Search code examples
csvtensorflowtime-seriesdataset

Using tf.data.experimental.make_csv_dataset for time series data


How do I use tf.data.experimental.make_csv_dataset with CSV files containing time series data?

building_dataset = tf.data.experimental.make_csv_dataset(file_pattern=csv_file,
                                                        batch_size=5,num_epochs=1, shuffle=False,select_columns=feature_columns)

Solution

  • It is assumed that the CSV file is already sorted w.r.t. time. First, read the CSV file using:

    building_dataset = tf.data.experimental.make_csv_dataset(file_pattern=csv_file,
                                                            batch_size=5,num_epochs=1, shuffle=False,select_columns=feature_columns)
    

    Then define a pack_features_vector to convert to a features vector and unbatch using flat_map(). The tensors are also cast to float32.

    def pack_features_vector(features):
        """Pack the features into a single array."""
        
        features = tf.stack([tf.cast(x,tf.float32) for x in list(features.values())], axis=1)
        return features
    
       
    building_dataset = building_dataset.map(pack_features_vector)
    building_dataset = building_dataset.flat_map(lambda x: tf.data.Dataset.from_tensor_slices(x))
    for feature in building_dataset.take(1):
        print('Stacked tensor:',feature)
    

    Then use the window and flat map method.
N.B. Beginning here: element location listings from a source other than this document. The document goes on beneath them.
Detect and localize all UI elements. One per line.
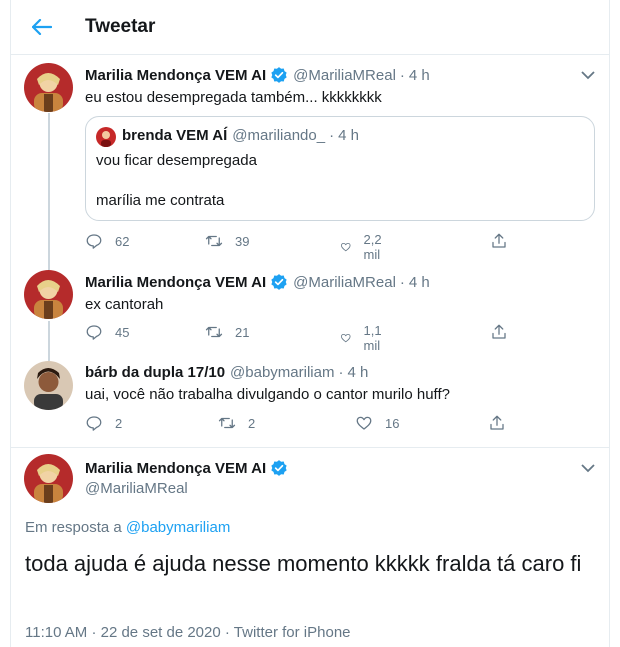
- retweet-count: 39: [235, 233, 250, 249]
- like-button[interactable]: 2,2 mil: [340, 232, 388, 262]
- author-handle[interactable]: @babymariliam: [230, 364, 334, 381]
- reply-button[interactable]: 45: [85, 323, 129, 341]
- chevron-down-icon[interactable]: [579, 459, 597, 477]
- tweet-text: ex cantorah: [85, 296, 164, 313]
- reply-count: 62: [115, 233, 130, 249]
- reply-prefix: Em resposta a: [25, 519, 126, 536]
- like-button[interactable]: 16: [355, 414, 399, 432]
- reply-icon: [86, 325, 102, 340]
- reply-icon: [86, 234, 102, 249]
- back-arrow-icon[interactable]: [29, 14, 55, 40]
- like-icon: [356, 416, 372, 430]
- avatar[interactable]: [24, 270, 73, 319]
- author-name[interactable]: Marilia Mendonça VEM AI: [85, 67, 266, 84]
- tweet-time[interactable]: 4 h: [409, 274, 430, 291]
- chevron-down-icon[interactable]: [579, 66, 597, 84]
- tweet-text: uai, você não trabalha divulgando o cant…: [85, 386, 450, 403]
- retweet-button[interactable]: 2: [218, 414, 255, 432]
- share-icon: [490, 415, 504, 430]
- author-handle[interactable]: @MariliaMReal: [293, 274, 396, 291]
- reply-button[interactable]: 62: [85, 232, 129, 250]
- divider: [11, 447, 609, 448]
- like-count: 1,1 mil: [363, 323, 382, 353]
- like-icon: [341, 242, 351, 252]
- like-count: 16: [385, 415, 400, 431]
- quoted-author-handle: @mariliando_: [232, 127, 326, 144]
- tweet-timestamp[interactable]: 11:10 AM: [25, 624, 87, 641]
- share-icon: [492, 324, 506, 339]
- author-name[interactable]: Marilia Mendonça VEM AI: [85, 460, 266, 477]
- quoted-tweet-time: 4 h: [338, 127, 359, 144]
- author-handle[interactable]: @MariliaMReal: [293, 67, 396, 84]
- reply-button[interactable]: 2: [85, 414, 122, 432]
- reply-to-link[interactable]: @babymariliam: [126, 519, 230, 536]
- retweet-count: 2: [248, 415, 256, 431]
- quoted-tweet[interactable]: brenda VEM AÍ @mariliando_ · 4 h vou fic…: [85, 116, 595, 221]
- avatar[interactable]: [24, 454, 73, 503]
- share-button[interactable]: [490, 232, 508, 250]
- page-title: Tweetar: [85, 16, 156, 37]
- reply-icon: [86, 416, 102, 431]
- author-name[interactable]: bárb da dupla 17/10: [85, 364, 225, 381]
- tweet-header: bárb da dupla 17/10 @babymariliam · 4 h: [85, 364, 369, 381]
- retweet-icon: [205, 326, 223, 338]
- tweet-time[interactable]: 4 h: [347, 364, 368, 381]
- verified-icon: [271, 274, 287, 290]
- avatar[interactable]: [24, 63, 73, 112]
- retweet-count: 21: [235, 324, 250, 340]
- like-icon: [341, 333, 351, 343]
- tweet-meta: 11:10 AM · 22 de set de 2020 · Twitter f…: [25, 624, 351, 641]
- tweet-date[interactable]: 22 de set de 2020: [101, 624, 221, 641]
- share-icon: [492, 233, 506, 248]
- like-button[interactable]: 1,1 mil: [340, 323, 388, 353]
- retweet-button[interactable]: 21: [205, 323, 249, 341]
- page-header: Tweetar: [11, 0, 609, 55]
- tweet-time[interactable]: 4 h: [409, 67, 430, 84]
- verified-icon: [271, 460, 287, 476]
- thread-line: [48, 113, 50, 270]
- share-button[interactable]: [488, 414, 506, 432]
- thread-line: [48, 321, 50, 361]
- tweet-text: eu estou desempregada também... kkkkkkkk: [85, 89, 382, 106]
- reply-context: Em resposta a @babymariliam: [25, 519, 230, 536]
- avatar[interactable]: [24, 361, 73, 410]
- retweet-icon: [205, 235, 223, 247]
- main-tweet-text: toda ajuda é ajuda nesse momento kkkkk f…: [25, 551, 582, 576]
- share-button[interactable]: [490, 323, 508, 341]
- author-name[interactable]: Marilia Mendonça VEM AI: [85, 274, 266, 291]
- quoted-tweet-header: brenda VEM AÍ @mariliando_ · 4 h: [122, 127, 359, 144]
- author-handle[interactable]: @MariliaMReal: [85, 479, 188, 499]
- tweet-header: Marilia Mendonça VEM AI @MariliaMReal · …: [85, 66, 430, 84]
- quoted-tweet-text-line: vou ficar desempregada: [96, 152, 257, 169]
- reply-count: 45: [115, 324, 130, 340]
- retweet-icon: [218, 417, 236, 429]
- like-count: 2,2 mil: [363, 232, 382, 262]
- reply-count: 2: [115, 415, 123, 431]
- main-tweet-header: Marilia Mendonça VEM AI: [85, 459, 288, 477]
- avatar: [96, 127, 116, 147]
- verified-icon: [271, 67, 287, 83]
- quoted-author-name: brenda VEM AÍ: [122, 127, 228, 144]
- quoted-tweet-text-line: marília me contrata: [96, 192, 225, 209]
- tweet-thread-page: Tweetar Marilia Mendonça VEM AI @Marilia…: [10, 0, 610, 647]
- tweet-header: Marilia Mendonça VEM AI @MariliaMReal · …: [85, 273, 430, 291]
- tweet-source[interactable]: Twitter for iPhone: [234, 624, 351, 641]
- retweet-button[interactable]: 39: [205, 232, 249, 250]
    building_dataset = building_dataset.window(window_size, shift=1, drop_remainder=True)
    building_dataset = building_dataset.flat_map(lambda window: window.batch(window_size))
    

    Then use map method to separate features and labels.

    building_dataset = building_dataset.map(lambda window: (window[:,:-1], window[-1:,-1]))
    for feature, label in building_dataset.take(5):
        print(feature.shape)
        print('feature:',feature[:,0:4])
        print('label:',label)
    

    Finally create batches using batch() and use as inputs to model training.

    building_dataset = building_dataset.batch(32)